Re: Can we drop upstream Linux x32 support?

From: Thomas Schoebel-Theuer
Date: Sat Dec 15 2018 - 02:47:54 EST


On 12/14/18 22:41, Thomas SchÃbel-Theuer wrote:
On 12/14/18 22:24, Andy Lutomirski wrote:

I'm talking about x32, which is a different beast.


So from my viewpoint the mentioned roadmap / timing requirements will remain the same, whatever you are dropping.

Enterprise-critical use cases will probably need to be migrated to KVM/qemu together with their old kernel versions, anyway (because the original hardware will be no longer available in a few decades).


Here is a systematic approach to the problem.


AFAICS legacy 32bit userspace code (which exists in some notable masses) can be executed at least in the following ways:


1) natively on 32bit-capable hardware, under 32bit kernels. Besides legacy hardware, this also encompasses most current Intel / AMD 64bit hardware in 32bit compatibility mode.

2) under 64bit kernels, using the 32bit compat layer from practically any kernel version.

3) under KVM/qemu.


When you just drop 1), users have a fair chance by migrating to any of the other two possibilities.

As explained, a time frame of ~5 years should work for the vast majority.

If you clearly explain the migration paths to your users (and to the press), I think it will be acceptable.


[side note: I know of a single legacy instance which is now ~20 years old, but makes a revenue of several millions per month. These guys have large quantities of legacy hardware in stock. And they have enough money to hire a downstream maintainer in case of emergency.]
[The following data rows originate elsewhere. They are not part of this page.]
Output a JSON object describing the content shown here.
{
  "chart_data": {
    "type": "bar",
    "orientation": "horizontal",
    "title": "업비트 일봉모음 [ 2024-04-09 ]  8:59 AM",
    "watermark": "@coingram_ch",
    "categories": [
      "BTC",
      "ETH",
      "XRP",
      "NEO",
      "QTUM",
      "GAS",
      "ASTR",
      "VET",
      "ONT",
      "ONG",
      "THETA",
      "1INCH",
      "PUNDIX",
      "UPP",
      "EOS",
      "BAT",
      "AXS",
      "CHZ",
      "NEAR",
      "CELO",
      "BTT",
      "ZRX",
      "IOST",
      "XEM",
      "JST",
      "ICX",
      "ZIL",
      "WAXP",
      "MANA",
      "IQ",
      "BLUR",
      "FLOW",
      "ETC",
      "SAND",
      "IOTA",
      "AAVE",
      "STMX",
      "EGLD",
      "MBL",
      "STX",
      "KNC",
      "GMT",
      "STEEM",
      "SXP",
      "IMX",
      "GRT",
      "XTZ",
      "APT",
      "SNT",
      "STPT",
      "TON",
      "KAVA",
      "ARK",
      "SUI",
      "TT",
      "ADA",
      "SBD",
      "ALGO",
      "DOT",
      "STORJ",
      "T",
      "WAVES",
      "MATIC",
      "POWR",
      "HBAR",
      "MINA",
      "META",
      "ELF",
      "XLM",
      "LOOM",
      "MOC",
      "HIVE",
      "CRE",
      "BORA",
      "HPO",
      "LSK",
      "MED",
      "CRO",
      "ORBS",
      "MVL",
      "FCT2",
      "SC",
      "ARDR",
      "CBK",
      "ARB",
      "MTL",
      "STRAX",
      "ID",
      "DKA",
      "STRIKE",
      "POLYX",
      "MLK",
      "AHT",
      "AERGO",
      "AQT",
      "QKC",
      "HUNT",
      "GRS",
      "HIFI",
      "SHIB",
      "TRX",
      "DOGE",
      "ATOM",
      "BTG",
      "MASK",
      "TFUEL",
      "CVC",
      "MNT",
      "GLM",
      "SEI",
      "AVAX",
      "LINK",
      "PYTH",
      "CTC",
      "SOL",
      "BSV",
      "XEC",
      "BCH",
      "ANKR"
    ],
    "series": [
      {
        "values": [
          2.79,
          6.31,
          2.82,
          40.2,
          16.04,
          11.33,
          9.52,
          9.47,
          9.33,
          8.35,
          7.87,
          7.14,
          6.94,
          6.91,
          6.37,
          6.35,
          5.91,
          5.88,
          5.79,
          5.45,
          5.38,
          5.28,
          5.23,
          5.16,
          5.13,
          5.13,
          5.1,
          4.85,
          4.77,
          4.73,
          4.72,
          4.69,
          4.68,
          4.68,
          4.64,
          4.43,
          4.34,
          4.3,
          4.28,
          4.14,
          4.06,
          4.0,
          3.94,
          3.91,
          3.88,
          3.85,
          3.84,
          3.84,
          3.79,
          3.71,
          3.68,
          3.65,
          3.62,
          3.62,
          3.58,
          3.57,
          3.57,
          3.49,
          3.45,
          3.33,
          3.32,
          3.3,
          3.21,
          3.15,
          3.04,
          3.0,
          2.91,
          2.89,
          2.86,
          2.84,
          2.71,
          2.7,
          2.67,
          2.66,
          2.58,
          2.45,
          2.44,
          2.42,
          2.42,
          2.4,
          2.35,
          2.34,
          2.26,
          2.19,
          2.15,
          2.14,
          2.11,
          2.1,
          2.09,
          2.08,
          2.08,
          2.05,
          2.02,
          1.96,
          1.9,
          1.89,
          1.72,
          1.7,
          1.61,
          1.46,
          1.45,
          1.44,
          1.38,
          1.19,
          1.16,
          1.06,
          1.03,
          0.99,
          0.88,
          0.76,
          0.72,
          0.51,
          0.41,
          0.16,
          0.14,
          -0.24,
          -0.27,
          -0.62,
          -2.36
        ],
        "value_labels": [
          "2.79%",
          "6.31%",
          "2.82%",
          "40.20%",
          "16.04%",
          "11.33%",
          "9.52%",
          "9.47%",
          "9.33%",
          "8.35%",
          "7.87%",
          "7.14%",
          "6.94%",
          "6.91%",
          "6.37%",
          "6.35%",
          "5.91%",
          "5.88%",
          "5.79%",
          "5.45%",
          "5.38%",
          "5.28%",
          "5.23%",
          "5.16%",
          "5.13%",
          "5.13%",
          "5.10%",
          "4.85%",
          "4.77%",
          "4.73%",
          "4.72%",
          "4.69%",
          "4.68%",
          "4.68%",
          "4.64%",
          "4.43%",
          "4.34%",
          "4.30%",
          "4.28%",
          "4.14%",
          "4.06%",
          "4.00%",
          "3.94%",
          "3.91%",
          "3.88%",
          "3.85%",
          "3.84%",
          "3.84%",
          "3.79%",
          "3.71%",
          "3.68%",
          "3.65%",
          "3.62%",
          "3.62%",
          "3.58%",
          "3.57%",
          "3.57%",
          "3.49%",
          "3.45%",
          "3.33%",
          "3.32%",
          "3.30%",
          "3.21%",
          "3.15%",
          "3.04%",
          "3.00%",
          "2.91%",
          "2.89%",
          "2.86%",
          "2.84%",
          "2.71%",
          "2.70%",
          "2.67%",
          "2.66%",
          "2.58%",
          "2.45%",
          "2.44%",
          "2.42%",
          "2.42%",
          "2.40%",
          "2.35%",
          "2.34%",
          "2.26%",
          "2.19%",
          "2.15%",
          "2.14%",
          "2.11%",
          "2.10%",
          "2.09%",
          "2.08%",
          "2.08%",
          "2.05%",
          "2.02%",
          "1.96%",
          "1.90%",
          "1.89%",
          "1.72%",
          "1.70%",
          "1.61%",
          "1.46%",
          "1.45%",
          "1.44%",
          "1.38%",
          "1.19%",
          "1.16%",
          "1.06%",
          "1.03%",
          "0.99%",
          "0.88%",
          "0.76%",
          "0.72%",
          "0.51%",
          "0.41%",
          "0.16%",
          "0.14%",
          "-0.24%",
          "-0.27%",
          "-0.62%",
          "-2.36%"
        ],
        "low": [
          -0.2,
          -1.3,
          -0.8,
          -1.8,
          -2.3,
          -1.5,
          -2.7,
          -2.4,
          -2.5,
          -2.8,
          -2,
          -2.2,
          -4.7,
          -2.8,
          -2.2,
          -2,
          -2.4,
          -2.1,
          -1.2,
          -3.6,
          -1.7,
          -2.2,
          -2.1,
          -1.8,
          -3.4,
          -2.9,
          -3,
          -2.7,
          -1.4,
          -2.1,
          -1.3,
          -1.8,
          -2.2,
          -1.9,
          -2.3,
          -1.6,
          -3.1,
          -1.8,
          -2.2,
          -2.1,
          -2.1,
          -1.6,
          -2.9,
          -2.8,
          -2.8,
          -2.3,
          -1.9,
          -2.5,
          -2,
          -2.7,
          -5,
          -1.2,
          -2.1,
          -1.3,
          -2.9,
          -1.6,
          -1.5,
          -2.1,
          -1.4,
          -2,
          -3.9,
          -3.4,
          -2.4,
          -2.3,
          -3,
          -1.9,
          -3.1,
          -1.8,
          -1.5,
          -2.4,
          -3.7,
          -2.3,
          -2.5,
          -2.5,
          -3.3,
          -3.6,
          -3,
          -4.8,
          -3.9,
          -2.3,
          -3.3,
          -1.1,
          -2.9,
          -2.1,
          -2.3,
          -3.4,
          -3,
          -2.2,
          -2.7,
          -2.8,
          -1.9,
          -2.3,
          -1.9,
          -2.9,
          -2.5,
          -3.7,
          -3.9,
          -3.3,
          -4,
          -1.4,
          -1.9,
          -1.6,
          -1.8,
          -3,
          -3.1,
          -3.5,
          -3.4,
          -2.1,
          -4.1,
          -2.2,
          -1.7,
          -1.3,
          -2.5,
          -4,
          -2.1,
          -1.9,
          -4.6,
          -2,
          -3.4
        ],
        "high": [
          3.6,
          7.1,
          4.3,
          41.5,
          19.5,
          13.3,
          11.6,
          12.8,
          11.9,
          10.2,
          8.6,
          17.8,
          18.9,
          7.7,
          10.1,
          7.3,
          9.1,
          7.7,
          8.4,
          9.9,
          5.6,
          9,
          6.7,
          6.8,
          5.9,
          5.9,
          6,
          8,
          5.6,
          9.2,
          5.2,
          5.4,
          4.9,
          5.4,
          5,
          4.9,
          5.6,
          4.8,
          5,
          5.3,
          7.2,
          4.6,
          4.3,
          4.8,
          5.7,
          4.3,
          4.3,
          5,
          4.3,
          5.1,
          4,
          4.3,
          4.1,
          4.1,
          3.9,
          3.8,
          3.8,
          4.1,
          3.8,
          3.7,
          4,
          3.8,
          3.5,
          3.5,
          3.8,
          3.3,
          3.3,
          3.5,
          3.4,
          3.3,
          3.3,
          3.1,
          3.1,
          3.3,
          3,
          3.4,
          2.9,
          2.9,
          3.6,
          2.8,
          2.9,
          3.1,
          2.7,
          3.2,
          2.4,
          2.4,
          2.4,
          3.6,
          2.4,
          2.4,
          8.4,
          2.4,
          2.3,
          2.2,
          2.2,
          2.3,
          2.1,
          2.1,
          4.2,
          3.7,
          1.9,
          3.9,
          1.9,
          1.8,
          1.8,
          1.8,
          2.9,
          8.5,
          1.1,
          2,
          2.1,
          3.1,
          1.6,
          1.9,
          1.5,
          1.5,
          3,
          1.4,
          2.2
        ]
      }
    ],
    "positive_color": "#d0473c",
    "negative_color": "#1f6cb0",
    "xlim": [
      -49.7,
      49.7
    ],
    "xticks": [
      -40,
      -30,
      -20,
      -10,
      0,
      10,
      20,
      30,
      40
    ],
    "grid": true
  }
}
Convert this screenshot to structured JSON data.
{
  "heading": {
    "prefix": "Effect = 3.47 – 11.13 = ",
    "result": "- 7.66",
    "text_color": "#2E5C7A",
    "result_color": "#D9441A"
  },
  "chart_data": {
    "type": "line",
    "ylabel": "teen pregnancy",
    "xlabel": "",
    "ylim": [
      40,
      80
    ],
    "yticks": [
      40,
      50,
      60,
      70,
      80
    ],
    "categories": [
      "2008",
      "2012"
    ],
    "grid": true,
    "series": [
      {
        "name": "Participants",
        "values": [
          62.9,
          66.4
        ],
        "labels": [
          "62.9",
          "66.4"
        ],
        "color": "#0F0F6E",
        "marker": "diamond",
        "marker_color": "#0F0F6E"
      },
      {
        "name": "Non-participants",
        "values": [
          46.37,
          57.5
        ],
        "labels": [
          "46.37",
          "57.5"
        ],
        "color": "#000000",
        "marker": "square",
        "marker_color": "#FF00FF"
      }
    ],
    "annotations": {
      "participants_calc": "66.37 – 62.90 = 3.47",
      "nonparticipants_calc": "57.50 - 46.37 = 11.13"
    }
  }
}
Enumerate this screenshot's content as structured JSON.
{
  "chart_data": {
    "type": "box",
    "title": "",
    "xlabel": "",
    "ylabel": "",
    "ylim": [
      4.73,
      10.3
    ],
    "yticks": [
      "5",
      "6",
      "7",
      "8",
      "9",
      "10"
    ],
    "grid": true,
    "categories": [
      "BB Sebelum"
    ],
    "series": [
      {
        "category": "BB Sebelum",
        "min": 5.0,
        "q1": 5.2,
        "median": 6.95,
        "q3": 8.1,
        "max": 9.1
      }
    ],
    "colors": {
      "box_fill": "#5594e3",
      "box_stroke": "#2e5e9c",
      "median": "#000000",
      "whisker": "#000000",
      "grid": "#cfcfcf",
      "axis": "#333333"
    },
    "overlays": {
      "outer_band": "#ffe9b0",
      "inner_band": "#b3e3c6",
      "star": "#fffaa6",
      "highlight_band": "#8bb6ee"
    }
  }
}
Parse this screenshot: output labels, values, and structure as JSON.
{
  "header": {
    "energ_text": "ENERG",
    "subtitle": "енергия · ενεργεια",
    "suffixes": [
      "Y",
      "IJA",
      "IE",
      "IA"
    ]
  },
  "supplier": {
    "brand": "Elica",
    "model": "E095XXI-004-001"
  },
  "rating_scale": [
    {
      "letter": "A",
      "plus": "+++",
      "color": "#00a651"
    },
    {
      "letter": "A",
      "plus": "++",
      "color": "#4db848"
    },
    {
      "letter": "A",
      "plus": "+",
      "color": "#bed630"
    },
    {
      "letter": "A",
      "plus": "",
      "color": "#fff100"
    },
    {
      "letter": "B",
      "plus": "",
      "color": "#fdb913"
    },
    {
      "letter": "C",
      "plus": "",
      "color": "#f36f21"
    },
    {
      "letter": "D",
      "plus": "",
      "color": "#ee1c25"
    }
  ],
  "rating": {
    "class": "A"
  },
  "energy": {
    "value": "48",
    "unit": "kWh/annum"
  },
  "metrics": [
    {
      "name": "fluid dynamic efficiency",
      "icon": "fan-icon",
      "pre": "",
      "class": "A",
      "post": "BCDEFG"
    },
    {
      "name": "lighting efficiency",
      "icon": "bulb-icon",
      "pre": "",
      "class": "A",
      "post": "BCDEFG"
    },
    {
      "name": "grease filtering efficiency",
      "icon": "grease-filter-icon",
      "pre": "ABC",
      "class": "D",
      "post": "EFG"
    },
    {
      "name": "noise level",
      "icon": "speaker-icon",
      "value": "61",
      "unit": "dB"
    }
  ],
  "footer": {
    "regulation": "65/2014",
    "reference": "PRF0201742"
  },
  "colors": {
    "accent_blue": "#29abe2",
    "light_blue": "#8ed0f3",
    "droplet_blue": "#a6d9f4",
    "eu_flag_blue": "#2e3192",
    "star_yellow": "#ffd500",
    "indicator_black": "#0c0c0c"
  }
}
Fatal problems would only arise if you would drop all three possibilities in the very long term.


In ~100 years, possibility 3) should be sufficient for handling use cases like preservation of historic documents. The latter is roughly equivalent to running binary-only MSDOS, Windows NT, and similar, even in 100 years, and even non-natively under future hardware architectures.